Olimpian Pertanyakan IOC Yang Tampak Tanpa Plan B Soal Olimpiade Tokyo

Oleh Klikampera pada Rabu, 18 Maret 2020 10:46 WIB
Olimpian lompat galah peraih emas Olimpiade Rio de Janeiro 2016 asal Yunani, Katerina Stefanidi, yang mempertanyakan sikap IOC yang tampak tanpa Plan B soal kelanjutan Olimpiade Tokyo di tengah pandemi global COVID-19

Jakarta, klikampera.com – Olimpian peraih medali emas lompat galah Katerina Stefanidi mempertanyakan sikap Komite Olimpiade Internasional (IOC) yang tampak tidak punya opsi alternatif alias Plan B mengenai Olimpiade Tokyo di tengah pandemi global COVID-19 yang masih berlangsung.

IOC baru saja mengeluarkan pernyataan komitmen penuh tetap menyelenggarakan Olimpiade Tokyo sesuai jadwal pada 24 Juli s.d. 9 Agustus dan menegaskan saat ini tidak perlu ada perubahan drastis terhadap pesta olahraga empat tahunan tersebut.

Bahkan, dalam pernyataannya IOC mengimbau para atlet untuk tetap berlatih, yang menurut Stefanidi hal itu sama saja dengan memaksa atlet mempertaruhkan kesehatannya.

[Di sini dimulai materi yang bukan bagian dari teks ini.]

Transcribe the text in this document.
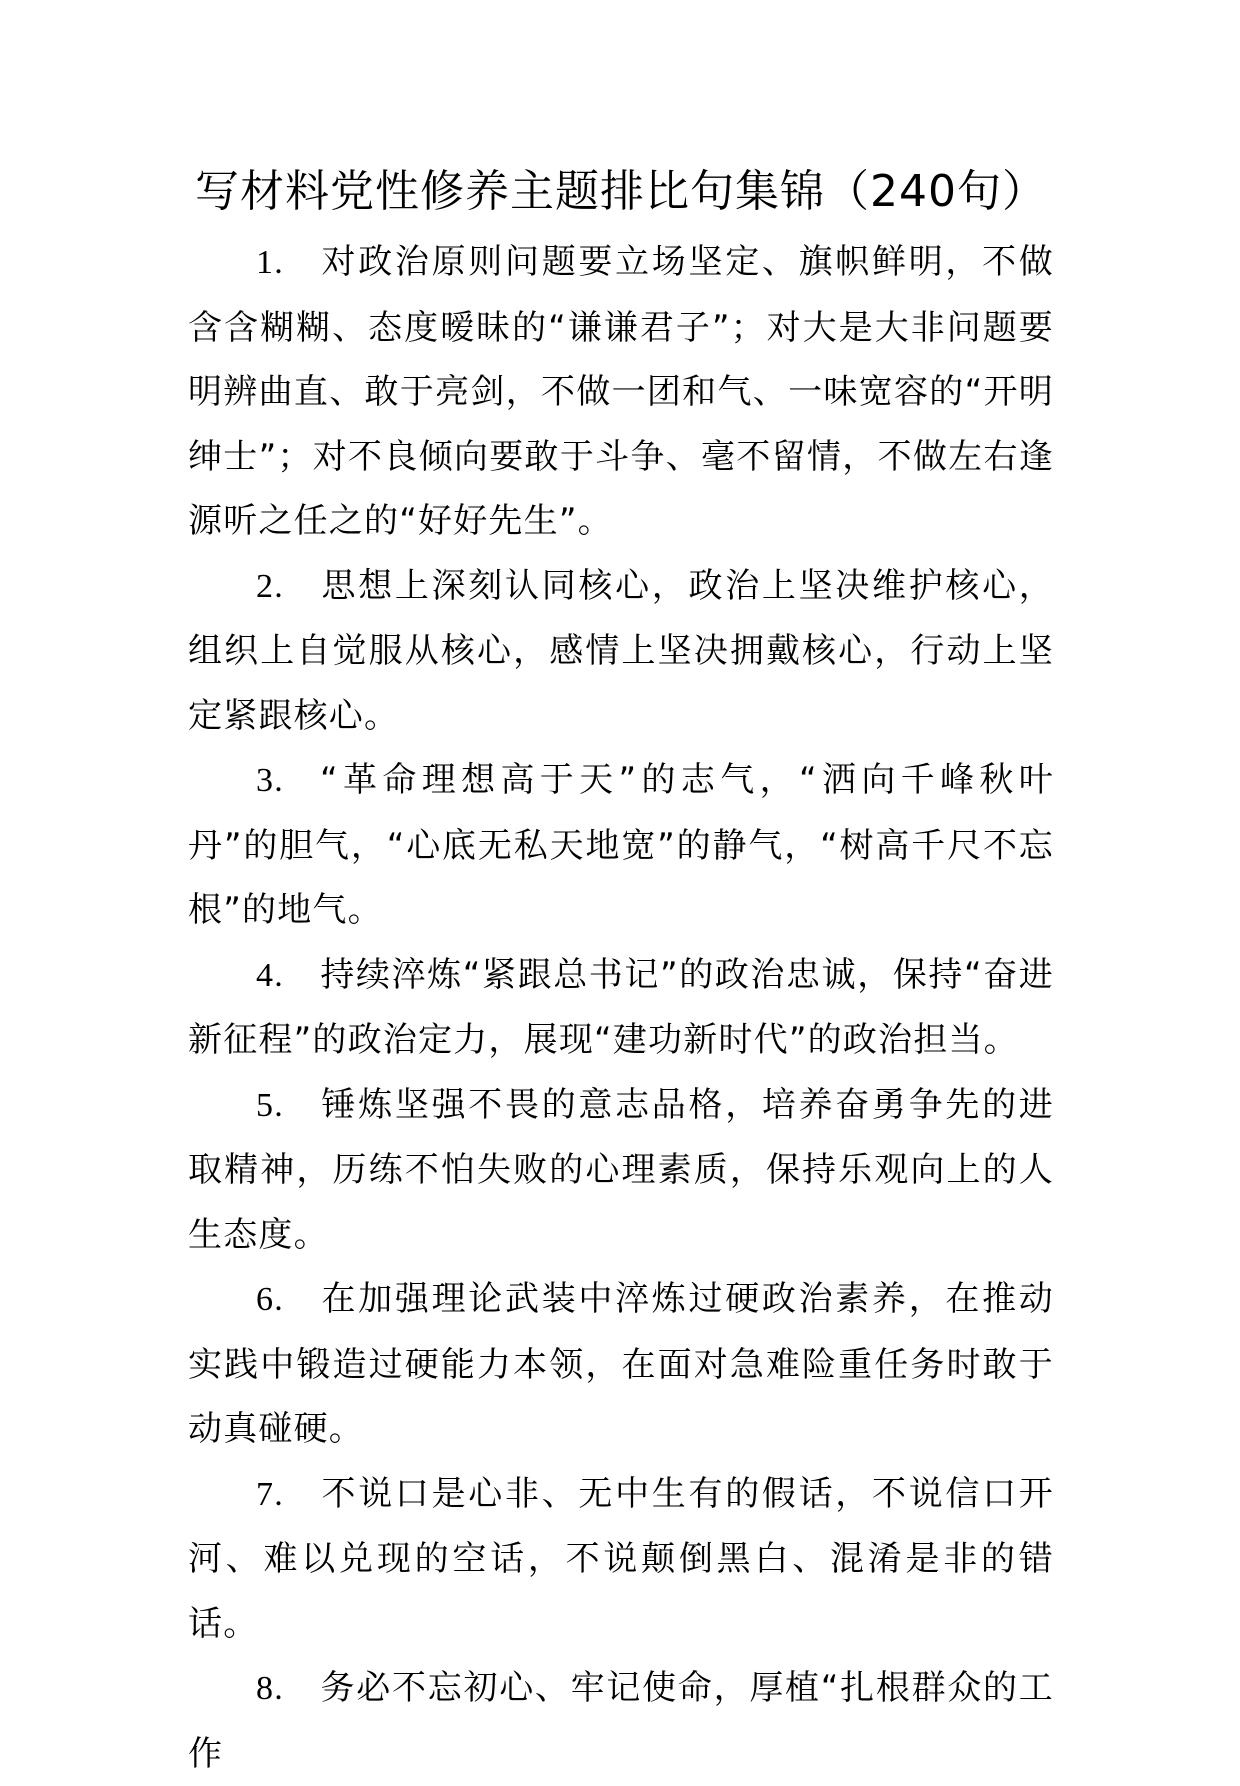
写材料党性修养主题排比句集锦（240句）

1. 对政治原则问题要立场坚定、旗帜鲜明，不做含含糊糊、态度暧昧的“谦谦君子”；对大是大非问题要明辨曲直、敢于亮剑，不做一团和气、一味宽容的“开明绅士”；对不良倾向要敢于斗争、毫不留情，不做左右逢源听之任之的“好好先生”。

2. 思想上深刻认同核心，政治上坚决维护核心，组织上自觉服从核心，感情上坚决拥戴核心，行动上坚定紧跟核心。

3. “革命理想高于天”的志气，“洒向千峰秋叶丹”的胆气，“心底无私天地宽”的静气，“树高千尺不忘根”的地气。

4. 持续淬炼“紧跟总书记”的政治忠诚，保持“奋进新征程”的政治定力，展现“建功新时代”的政治担当。

5. 锤炼坚强不畏的意志品格，培养奋勇争先的进取精神，历练不怕失败的心理素质，保持乐观向上的人生态度。

6. 在加强理论武装中淬炼过硬政治素养，在推动实践中锻造过硬能力本领，在面对急难险重任务时敢于动真碰硬。

7. 不说口是心非、无中生有的假话，不说信口开河、难以兑现的空话，不说颠倒黑白、混淆是非的错话。

8. 务必不忘初心、牢记使命，厚植“扎根群众的工作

“Tidak ada penundaan, ataupun pembatalan. Tetapi pernyataan itu mempertaruhkan kesehatan kami,” kata atlet Yunani itu dalam wawancara eksklusif dilansir Reuters, Rabu (18/3) WIB.

“Kami semua ingin Olimpiade Tokyo berlangsung, tetapi adakah Plan B jika itu tidak berjalan sesuai rencana?” ujarnya menambahkan.

Menurut Stefanidi, keberadaan opsi alternatif bakal membuat situasi berbeda bagi para atlet termasuk dirinya.

“Keberadaan opsi alternatif akan mengubah pendekatan latihan saya, sebab saat ini saya mungkin mengambil risiko cuma-cuma, yang mungkin tidak akan saya lakukan jika saya tahu ada Plan B,” katanya.

“Kami, para atlet, harus memutuskan apakah perlu mempertaruhkan kesehatan dengan melanjutkan latihan di tengah kondisi yang seperti ini,” pungkas Stefanidi.

Senada dengan Stefandi, jawara heptathlon asal Britania Katarina Johnson-Tompson juga mempertanyakan imbauan IOC agar atlet terus berlatih mempersiapkan penampilan di Olimpiade Tokyo empat bulan lagi.

Terlebih, Johnson-Thompson baru saja pulang dari latihannya di Prancis setelah negara itu menerapkan penutupan menyeluruh sementara atau lockdown.

“IOC ‘mengimbau atlet untuk terus mempersiapkan diri menuju Olimpiade Tokyo sebaik mungkin’ karena kompetisi tinggal empat bulan lagi, tetapi pemerintah mengeluarkan aturan agar warga mempraktikkan swakarantina dengan penutupan lintasan lari, gym maupun ruang publik,” dalam layar tankap catatan yang dicuitkan Johnson-Thompson melalui akun Twitter pribadinya, @JohnsonThompson.

“Saya kini berada dalam tekanan untuk berlatih dan melahap menu rutin, yang sebetulnya tidak memungkinkan,” ujarnya lagi.

Pun mengumumkan komitmen agar Olimpiade Tokyo tetap digelar sesuai jadwal awal, IOC pada Rabu akan menggelar pembicaraan lagi dengan NOC negara-negara anggota.

Keputusan IOC mengumumkan komitmen melangsungkan Olimpiade Tokyo sesuai jadwal bertolak belakang dengan langkah UEFA dan CONMEBOL yang masing-masing mengundurkan Euro dan Copa America ke tahun depan.